Skip to main content
Status: Accepted Date: 2026-02-06 Deciders: Reflections Maintainers

Context

Ingestion accepts external source content via metadata text, Supabase Storage files, and HTTP URLs. This creates attack vectors (SSRF, redirect abuse, oversized payloads, path mismatch) and reliability risk during embedding/extraction stages.

Decision

Enforce source-safety controls directly in the ingest and upload boundaries:
  • URL fetch path is restricted to http/https, checks blocked/private host patterns, and validates DNS resolution against private/internal addresses.
  • Fetching enforces redirect limits, request timeout limits, and max source byte size limits.
  • Storage downloads enforce ownership-constrained path prefixes (reflectionId/sourceId/...) before retrieval.
  • Upload URL creation limits MIME types and uses deterministic storage paths tied to reflection/source IDs.

Alternatives considered

Alternative 1: Trust source URIs and rely on infrastructure network controls only

Pros:
  • Minimal application code.
Cons:
  • Higher SSRF and data-exfiltration risk at app layer.
  • Harder to reason about content safety behavior during audits.

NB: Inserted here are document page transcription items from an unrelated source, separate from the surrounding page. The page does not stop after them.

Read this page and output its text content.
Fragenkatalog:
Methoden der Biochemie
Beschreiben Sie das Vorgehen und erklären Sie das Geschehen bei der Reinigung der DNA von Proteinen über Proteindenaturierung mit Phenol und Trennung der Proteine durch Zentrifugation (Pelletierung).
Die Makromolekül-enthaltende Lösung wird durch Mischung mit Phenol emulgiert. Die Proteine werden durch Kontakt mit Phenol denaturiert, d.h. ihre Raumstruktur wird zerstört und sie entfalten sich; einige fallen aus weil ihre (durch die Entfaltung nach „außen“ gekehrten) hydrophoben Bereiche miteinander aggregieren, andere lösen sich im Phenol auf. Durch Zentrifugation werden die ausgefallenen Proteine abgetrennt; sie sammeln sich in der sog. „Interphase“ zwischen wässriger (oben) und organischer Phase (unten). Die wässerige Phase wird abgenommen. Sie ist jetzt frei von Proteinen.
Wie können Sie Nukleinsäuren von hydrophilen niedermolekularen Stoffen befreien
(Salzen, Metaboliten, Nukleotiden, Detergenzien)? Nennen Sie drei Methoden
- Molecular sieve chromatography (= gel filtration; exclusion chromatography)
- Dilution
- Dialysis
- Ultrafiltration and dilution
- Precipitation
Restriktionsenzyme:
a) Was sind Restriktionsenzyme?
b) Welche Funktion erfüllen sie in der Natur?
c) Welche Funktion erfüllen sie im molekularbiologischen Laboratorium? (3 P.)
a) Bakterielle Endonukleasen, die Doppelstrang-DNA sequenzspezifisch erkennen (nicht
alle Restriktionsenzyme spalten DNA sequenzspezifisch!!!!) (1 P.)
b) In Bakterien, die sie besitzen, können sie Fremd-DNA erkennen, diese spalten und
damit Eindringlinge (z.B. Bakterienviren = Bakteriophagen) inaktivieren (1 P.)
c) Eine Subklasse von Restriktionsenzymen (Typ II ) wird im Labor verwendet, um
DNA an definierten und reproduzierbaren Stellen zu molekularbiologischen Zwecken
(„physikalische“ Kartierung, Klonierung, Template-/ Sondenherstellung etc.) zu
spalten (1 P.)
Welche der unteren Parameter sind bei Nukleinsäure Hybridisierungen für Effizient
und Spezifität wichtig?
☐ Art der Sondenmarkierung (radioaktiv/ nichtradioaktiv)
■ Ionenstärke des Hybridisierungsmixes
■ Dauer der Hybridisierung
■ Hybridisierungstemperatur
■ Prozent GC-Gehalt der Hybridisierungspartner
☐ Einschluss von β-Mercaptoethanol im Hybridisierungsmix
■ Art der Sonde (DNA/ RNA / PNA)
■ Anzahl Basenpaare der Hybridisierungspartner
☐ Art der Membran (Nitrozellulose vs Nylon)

Alternative 2: Proxy all ingestion through a separate sandbox service

Pros:
  • Strong isolation boundary.
Cons:
  • Significant infrastructure complexity and latency overhead.
  • More operational burden than current complexity budget allows.

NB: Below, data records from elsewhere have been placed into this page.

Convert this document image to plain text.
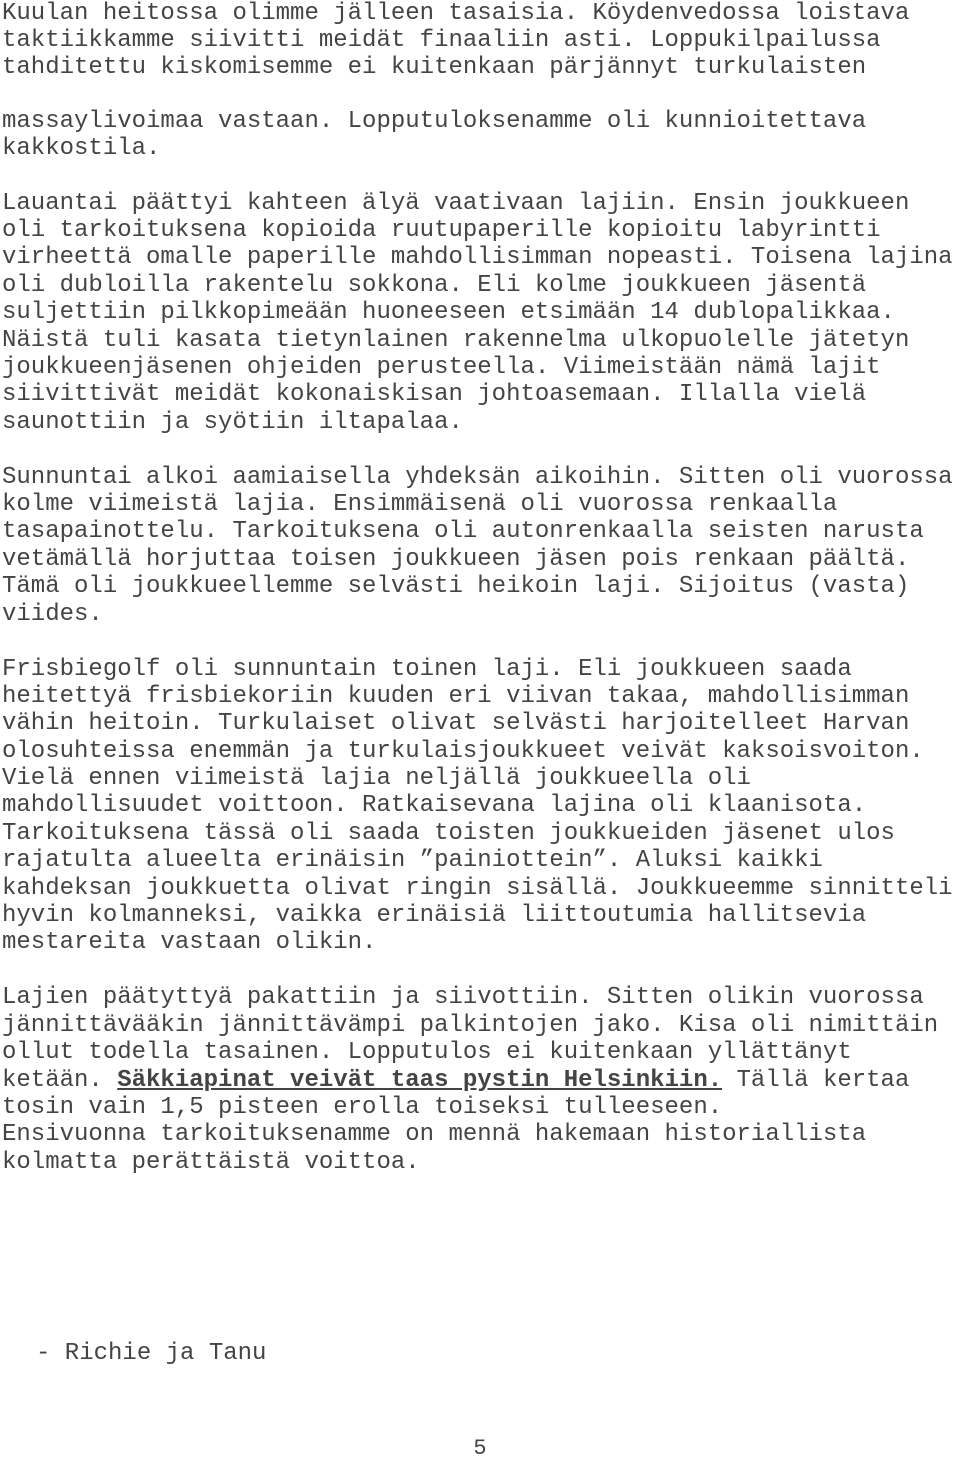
Kuulan heitossa olimme jälleen tasaisia. Köydenvedossa loistava
taktiikkamme siivitti meidät finaaliin asti. Loppukilpailussa
tahditettu kiskomisemme ei kuitenkaan pärjännyt turkulaisten
massaylivoimaa vastaan. Lopputuloksenamme oli kunnioitettava
kakkostila.
Lauantai päättyi kahteen älyä vaativaan lajiin. Ensin joukkueen
oli tarkoituksena kopioida ruutupaperille kopioitu labyrintti
virheettä omalle paperille mahdollisimman nopeasti. Toisena lajina
oli dubloilla rakentelu sokkona. Eli kolme joukkueen jäsentä
suljettiin pilkkopimeään huoneeseen etsimään 14 dublopalikkaa.
Näistä tuli kasata tietynlainen rakennelma ulkopuolelle jätetyn
joukkueenjäsenen ohjeiden perusteella. Viimeistään nämä lajit
siivittivät meidät kokonaiskisan johtoasemaan. Illalla vielä
saunottiin ja syötiin iltapalaa.
Sunnuntai alkoi aamiaisella yhdeksän aikoihin. Sitten oli vuorossa
kolme viimeistä lajia. Ensimmäisenä oli vuorossa renkaalla
tasapainottelu. Tarkoituksena oli autonrenkaalla seisten narusta
vetämällä horjuttaa toisen joukkueen jäsen pois renkaan päältä.
Tämä oli joukkueellemme selvästi heikoin laji. Sijoitus (vasta)
viides.
Frisbiegolf oli sunnuntain toinen laji. Eli joukkueen saada
heitettyä frisbiekoriin kuuden eri viivan takaa, mahdollisimman
vähin heitoin. Turkulaiset olivat selvästi harjoitelleet Harvan
olosuhteissa enemmän ja turkulaisjoukkueet veivät kaksoisvoiton.
Vielä ennen viimeistä lajia neljällä joukkueella oli
mahdollisuudet voittoon. Ratkaisevana lajina oli klaanisota.
Tarkoituksena tässä oli saada toisten joukkueiden jäsenet ulos
rajatulta alueelta erinäisin ”painiottein”. Aluksi kaikki
kahdeksan joukkuetta olivat ringin sisällä. Joukkueemme sinnitteli
hyvin kolmanneksi, vaikka erinäisiä liittoutumia hallitsevia
mestareita vastaan olikin.
Lajien päätyttyä pakattiin ja siivottiin. Sitten olikin vuorossa
jännittävääkin jännittävämpi palkintojen jako. Kisa oli nimittäin
ollut todella tasainen. Lopputulos ei kuitenkaan yllättänyt
ketään. Säkkiapinat veivät taas pystin Helsinkiin. Tällä kertaa
tosin vain 1,5 pisteen erolla toiseksi tulleeseen.
Ensivuonna tarkoituksenamme on mennä hakemaan historiallista
kolmatta perättäistä voittoa.
- Richie ja Tanu
5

Alternative 3: Allow only uploaded files, no external URL ingestion

Pros:
  • Smaller attack surface.
Cons:
  • Reduced product flexibility for source onboarding.
  • Worse user DX for web/document ingestion workflows.

Consequences

Benefits:
  • Reduced SSRF and oversized payload risk.
  • More deterministic failure modes with explicit error codes.
  • Better alignment between API upload controls and worker ingestion checks.
Costs:
  • Additional validation logic and maintenance.
  • Potential false positives for unusual but valid network sources.

Implementation notes

  • SSRF/content-size/redirect controls are implemented in the worker ingestion pipeline.
  • Runtime safety limits are configured and validated via the shared environment configuration.
  • API upload path constraints are enforced in the sources route handler.